A successful result could have added $1 billion to U.S. revenues alone, according to industry analysts. But many had thought proving the drug's benefits would be tough. Crestor sold $2 billion worldwide in the first nine months of 2007.

"This might stay my hand," in giving heart-failure patients a statin if they have no other need for it, said Gordon Tomaselli, a professor of medicine at Johns Hopkins Medicine, who moderated a briefing on the study.

Results of a 5,000-patient study showed Crestor was no better than a placebo, although it did cut levels of "bad" LDL cholesterol and C-reactive protein -- an inflammatory marker -- and reduced hospitalisations for cardiovascular causes.

Why these benefits did not translate into better outcomes is not clear but could be due to the nature of heart failure, John Kjekshus of the University of Oslo and colleagues told the annual meeting of the American Heart Association (AHA) in Orlando, Florida.

"Our findings suggest the major cause of death in these patients was likely not to be related to atherosclerotic events, where benefit with statins in non-heart failure patients has been demonstrated, but instead may have been caused by the deterioration of failing heart muscle damaged beyond repair," he said in a statement.

AstraZeneca, whose shares fell about 1 percent, said the study had been "novel and challenging" and, though unsuccessful, had established Crestor's safety in heart-failure patients.

Ray Gibbons, a cardiologist at the Mayo Clinic and past president of the AHA, said heart-failure patients are on enough medications and keeping them compliant with current proven drugs, such as drugs called beta-blockers, is tough enough.

The study shows "it is far more important that heart-failure patients get a beta-blocker than a statin," he said.

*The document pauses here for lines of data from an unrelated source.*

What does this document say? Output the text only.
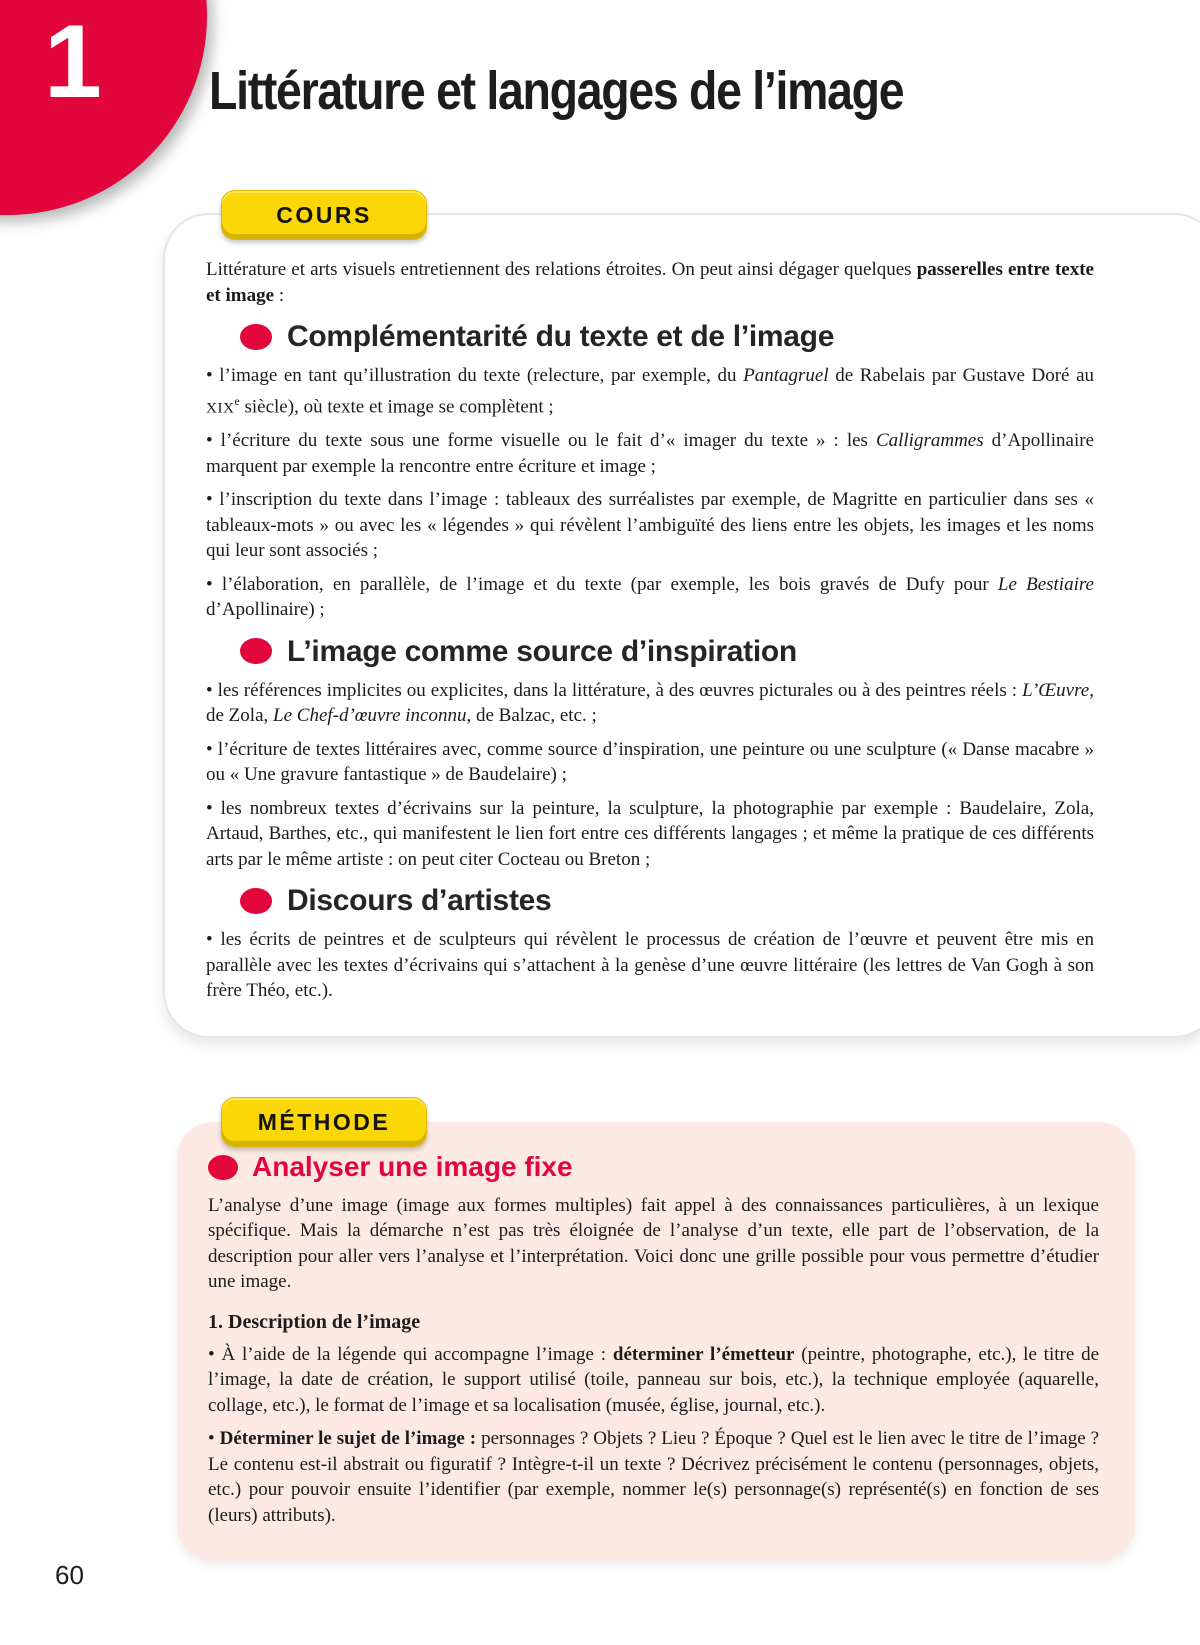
1 Littérature et langages de l’image
COURS

Littérature et arts visuels entretiennent des relations étroites. On peut ainsi dégager quelques passerelles entre texte et image :

Complémentarité du texte et de l’image

• l’image en tant qu’illustration du texte (relecture, par exemple, du Pantagruel de Rabelais par Gustave Doré au XIXe siècle), où texte et image se complètent ;

• l’écriture du texte sous une forme visuelle ou le fait d’« imager du texte » : les Calligrammes d’Apollinaire marquent par exemple la rencontre entre écriture et image ;

• l’inscription du texte dans l’image : tableaux des surréalistes par exemple, de Magritte en particulier dans ses « tableaux-mots » ou avec les « légendes » qui révèlent l’ambiguïté des liens entre les objets, les images et les noms qui leur sont associés ;

• l’élaboration, en parallèle, de l’image et du texte (par exemple, les bois gravés de Dufy pour Le Bestiaire d’Apollinaire) ;

L’image comme source d’inspiration

• les références implicites ou explicites, dans la littérature, à des œuvres picturales ou à des peintres réels : L’Œuvre, de Zola, Le Chef-d’œuvre inconnu, de Balzac, etc. ;

• l’écriture de textes littéraires avec, comme source d’inspiration, une peinture ou une sculpture (« Danse macabre » ou « Une gravure fantastique » de Baudelaire) ;

• les nombreux textes d’écrivains sur la peinture, la sculpture, la photographie par exemple : Baudelaire, Zola, Artaud, Barthes, etc., qui manifestent le lien fort entre ces différents langages ; et même la pratique de ces différents arts par le même artiste : on peut citer Cocteau ou Breton ;

Discours d’artistes

• les écrits de peintres et de sculpteurs qui révèlent le processus de création de l’œuvre et peuvent être mis en parallèle avec les textes d’écrivains qui s’attachent à la genèse d’une œuvre littéraire (les lettres de Van Gogh à son frère Théo, etc.).

MÉTHODE
Analyser une image fixe

L’analyse d’une image (image aux formes multiples) fait appel à des connaissances particulières, à un lexique spécifique. Mais la démarche n’est pas très éloignée de l’analyse d’un texte, elle part de l’observation, de la description pour aller vers l’analyse et l’interprétation. Voici donc une grille possible pour vous permettre d’étudier une image.

1. Description de l’image

• À l’aide de la légende qui accompagne l’image : déterminer l’émetteur (peintre, photographe, etc.), le titre de l’image, la date de création, le support utilisé (toile, panneau sur bois, etc.), la technique employée (aquarelle, collage, etc.), le format de l’image et sa localisation (musée, église, journal, etc.).

• Déterminer le sujet de l’image : personnages ? Objets ? Lieu ? Époque ? Quel est le lien avec le titre de l’image ? Le contenu est-il abstrait ou figuratif ? Intègre-t-il un texte ? Décrivez précisément le contenu (personnages, objets, etc.) pour pouvoir ensuite l’identifier (par exemple, nommer le(s) personnage(s) représenté(s) en fonction de ses (leurs) attributs).

60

Heart failure is a hard-to-treat condition in which the weakened heart cannot pump enough blood to meet the body's need for oxygen, causing shortage of breath and other problems. It is a leading cause of hospitalisation among the elderly.

QUESTIONS REMAIN

Frederick Masoudi of the Denver Health Medical Center said in an online commentary in the New England Journal of Medicine that several uncertainties meant doctors should not change medical practice for now.

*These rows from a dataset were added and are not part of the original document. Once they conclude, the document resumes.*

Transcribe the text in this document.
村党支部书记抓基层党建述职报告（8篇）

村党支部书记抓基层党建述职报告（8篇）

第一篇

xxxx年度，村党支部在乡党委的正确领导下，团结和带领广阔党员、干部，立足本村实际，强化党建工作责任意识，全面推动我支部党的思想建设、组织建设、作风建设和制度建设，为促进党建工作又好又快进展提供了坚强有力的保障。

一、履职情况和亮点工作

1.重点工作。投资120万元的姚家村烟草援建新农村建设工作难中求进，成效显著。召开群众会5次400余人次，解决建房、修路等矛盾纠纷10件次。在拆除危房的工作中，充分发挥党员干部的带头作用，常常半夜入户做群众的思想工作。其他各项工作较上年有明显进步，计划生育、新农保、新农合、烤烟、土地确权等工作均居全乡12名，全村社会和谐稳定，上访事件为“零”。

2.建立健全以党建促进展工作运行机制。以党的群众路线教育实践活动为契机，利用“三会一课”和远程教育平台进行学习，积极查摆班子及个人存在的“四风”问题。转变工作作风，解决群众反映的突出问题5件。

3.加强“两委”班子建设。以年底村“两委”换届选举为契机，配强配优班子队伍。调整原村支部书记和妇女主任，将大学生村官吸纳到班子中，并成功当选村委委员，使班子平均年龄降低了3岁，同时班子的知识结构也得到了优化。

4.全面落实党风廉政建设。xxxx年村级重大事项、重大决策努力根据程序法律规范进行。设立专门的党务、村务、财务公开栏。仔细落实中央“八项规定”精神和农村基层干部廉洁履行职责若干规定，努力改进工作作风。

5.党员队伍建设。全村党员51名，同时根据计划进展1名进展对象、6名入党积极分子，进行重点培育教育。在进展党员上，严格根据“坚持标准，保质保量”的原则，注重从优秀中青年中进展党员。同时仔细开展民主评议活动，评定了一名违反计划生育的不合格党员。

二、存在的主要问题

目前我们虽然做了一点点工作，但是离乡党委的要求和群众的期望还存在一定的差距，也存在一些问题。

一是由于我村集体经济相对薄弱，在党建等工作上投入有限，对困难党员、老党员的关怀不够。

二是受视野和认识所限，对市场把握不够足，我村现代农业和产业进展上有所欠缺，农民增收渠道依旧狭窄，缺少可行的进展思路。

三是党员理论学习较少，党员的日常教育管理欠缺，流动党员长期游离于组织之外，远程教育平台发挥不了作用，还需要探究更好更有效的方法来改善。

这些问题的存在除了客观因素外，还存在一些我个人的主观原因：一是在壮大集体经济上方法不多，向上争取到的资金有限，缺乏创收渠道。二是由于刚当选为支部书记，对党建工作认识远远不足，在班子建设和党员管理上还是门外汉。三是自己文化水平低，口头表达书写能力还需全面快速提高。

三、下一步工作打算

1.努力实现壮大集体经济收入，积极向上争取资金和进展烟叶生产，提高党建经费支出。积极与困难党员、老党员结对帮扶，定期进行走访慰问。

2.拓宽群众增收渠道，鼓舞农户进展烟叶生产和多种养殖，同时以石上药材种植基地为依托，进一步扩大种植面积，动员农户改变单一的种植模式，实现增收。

"Although the results suggest there was no benefit on the primary outcome ... the study ends up raising almost more questions than it answers," he said in a phone interview. "One should not rush to take (heart-failure) patients like these off statins."

Although Crestor's cholesterol-lowering ability has long been documented, the so-called CORONA study was the first to test whether the 4-year-old drug, which is known generically as rosuvastatin, actually improved patient outcomes.

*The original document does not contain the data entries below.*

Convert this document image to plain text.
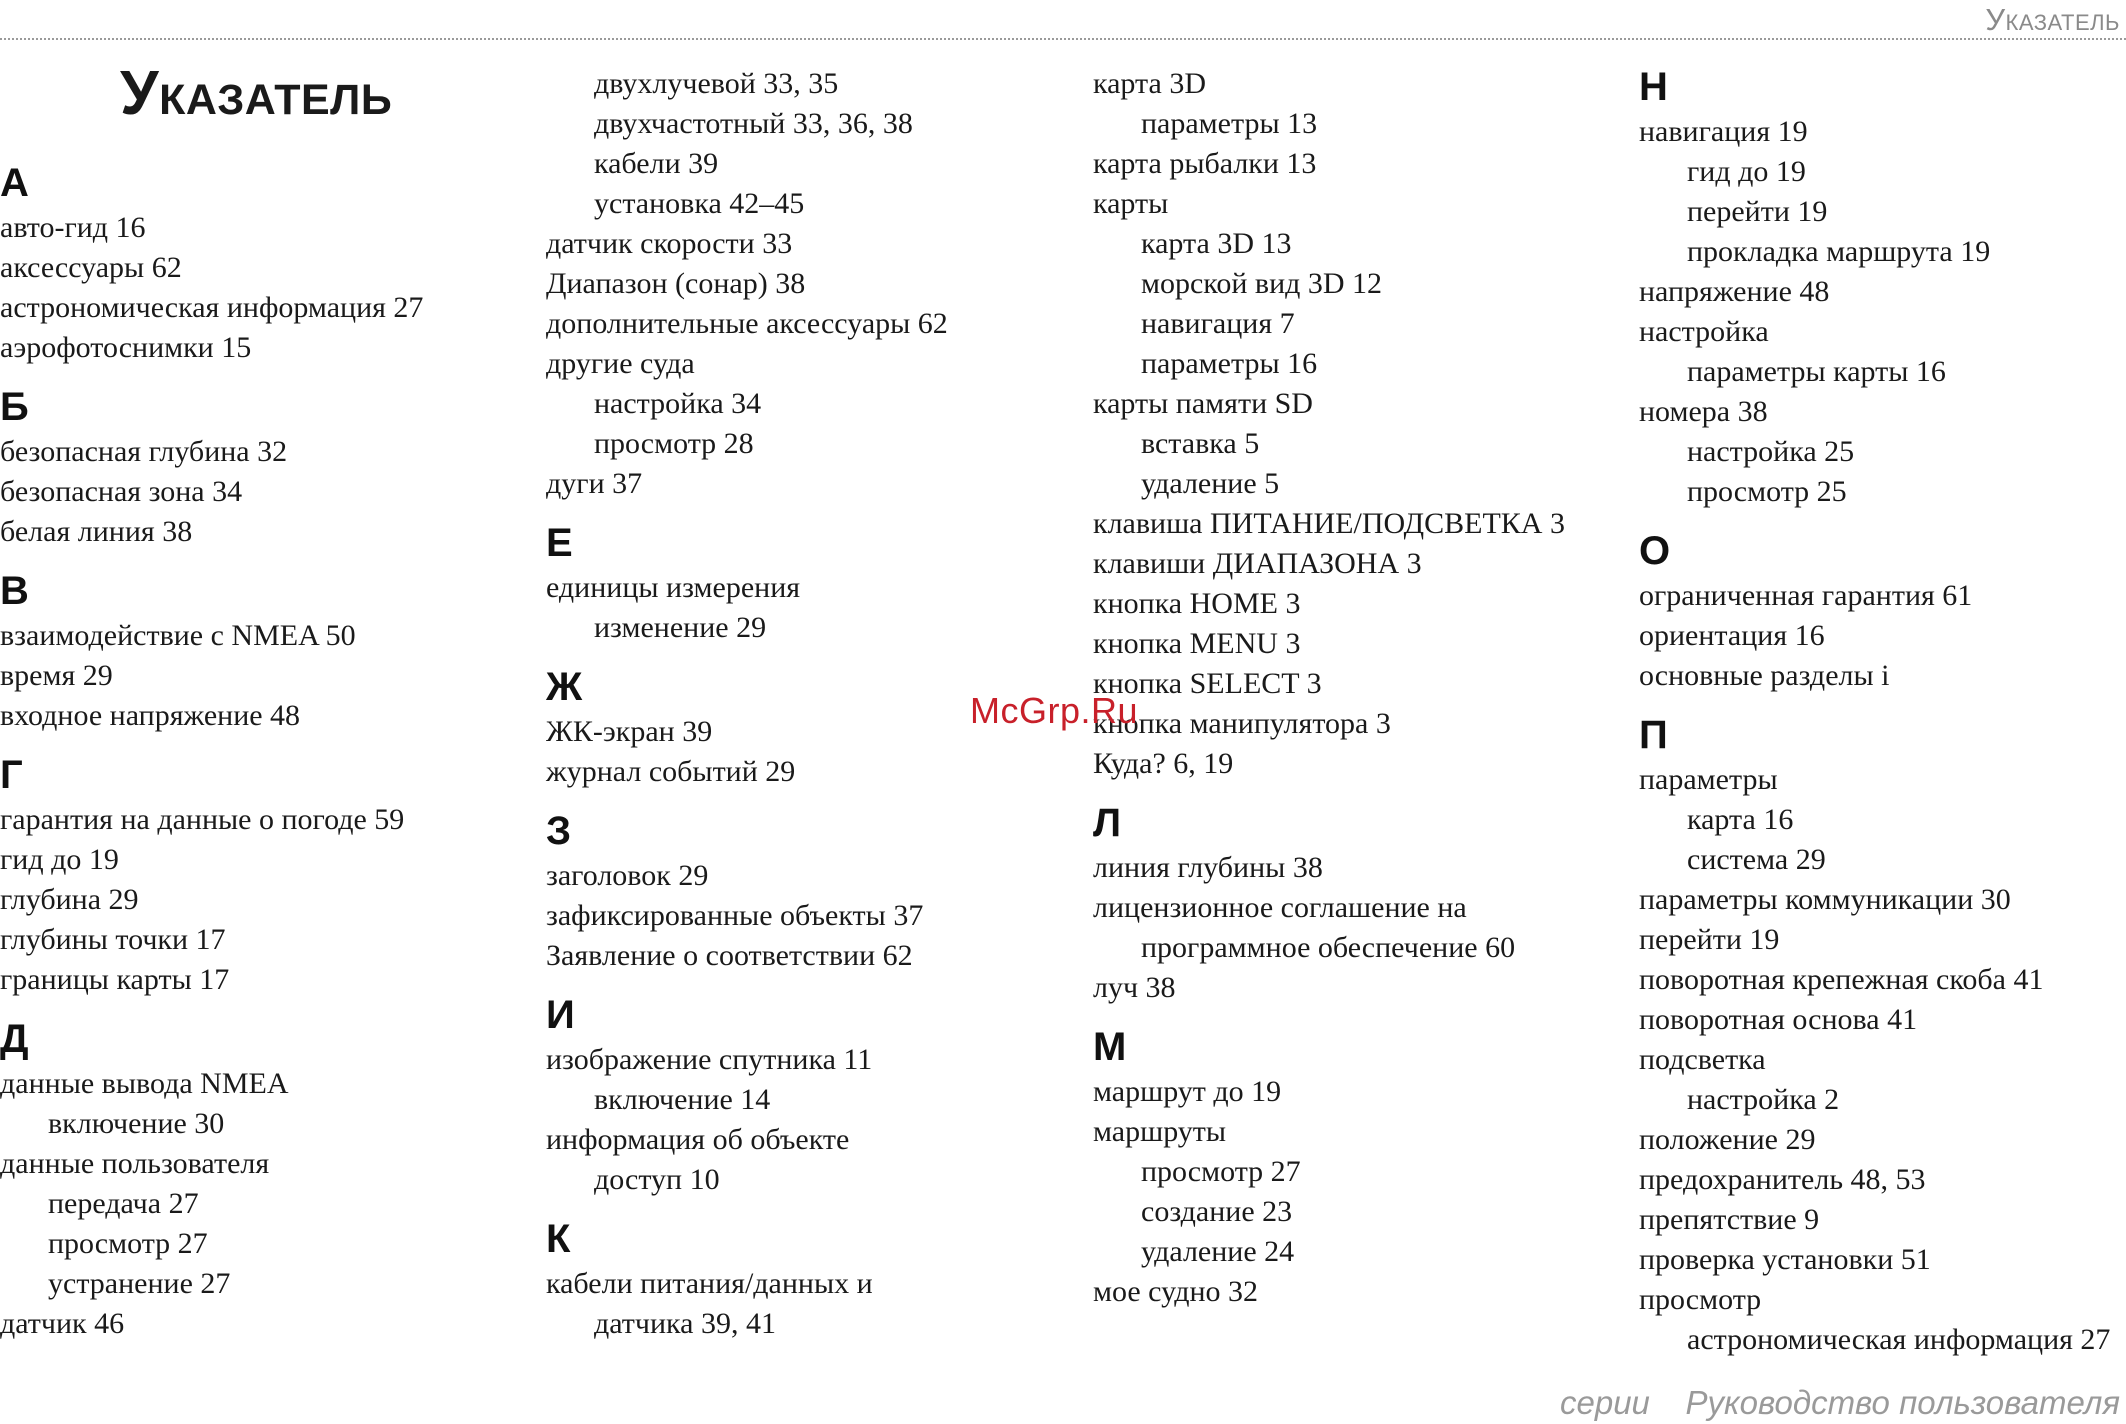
Указатель
Указатель
А
авто-гид 16
аксессуары 62
астрономическая информация 27
аэрофотоснимки 15
Б
безопасная глубина 32
безопасная зона 34
белая линия 38
В
взаимодействие с NMEA 50
время 29
входное напряжение 48
Г
гарантия на данные о погоде 59
гид до 19
глубина 29
глубины точки 17
границы карты 17
Д
данные вывода NMEA
включение 30
данные пользователя
передача 27
просмотр 27
устранение 27
датчик 46
двухлучевой 33, 35
двухчастотный 33, 36, 38
кабели 39
установка 42–45
датчик скорости 33
Диапазон (сонар) 38
дополнительные аксессуары 62
другие суда
настройка 34
просмотр 28
дуги 37
Е
единицы измерения
изменение 29
Ж
ЖК-экран 39
журнал событий 29
З
заголовок 29
зафиксированные объекты 37
Заявление о соответствии 62
И
изображение спутника 11
включение 14
информация об объекте
доступ 10
К
кабели питания/данных и
датчика 39, 41
карта 3D
параметры 13
карта рыбалки 13
карты
карта 3D 13
морской вид 3D 12
навигация 7
параметры 16
карты памяти SD
вставка 5
удаление 5
клавиша ПИТАНИЕ/ПОДСВЕТКА 3
клавиши ДИАПАЗОНА 3
кнопка HOME 3
кнопка MENU 3
кнопка SELECT 3
кнопка манипулятора 3
Куда? 6, 19
Л
линия глубины 38
лицензионное соглашение на
программное обеспечение 60
луч 38
М
маршрут до 19
маршруты
просмотр 27
создание 23
удаление 24
мое судно 32
Н
навигация 19
гид до 19
перейти 19
прокладка маршрута 19
напряжение 48
настройка
параметры карты 16
номера 38
настройка 25
просмотр 25
О
ограниченная гарантия 61
ориентация 16
основные разделы i
П
параметры
карта 16
система 29
параметры коммуникации 30
перейти 19
поворотная крепежная скоба 41
поворотная основа 41
подсветка
настройка 2
положение 29
предохранитель 48, 53
препятствие 9
проверка установки 51
просмотр
астрономическая информация 27
McGrp.Ru
серии Руководство пользователя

All patients were given a number of drugs considered optimal therapy for heart failure -- including diuretics, beta-blockers and blood-pressure medicines. In addition, some were also given a daily dose of 10 milligrams of Crestor.

After 33 months of treatment, 692 patients in the Crestor group had heart attacks, strokes or died of cardiovascular complications, against 732 of those who took standard treatments alone. The difference was not statistically significant.

One positive finding was that patients on Crestor did have fewer hospitalizations and heart-failure-related hospitalizations, researchers said.

Rival statins, including Pfizer Inc's (PFE.N) Lipitor and Merck & Co's (MRK.N) Zocor, have previously shown an ability to reduce the risk of strokes and heart attacks in other population groups by up to 30 percent.

But no statin has before been tested to assess its ability to protect heart-failure patients from such long-term health consequences, AstraZeneca officials said. In fact, trials of statins have traditionally excluded heart-failure patients.

Heart failure develops in an estimated 1 percent of the population, most commonly among the elderly.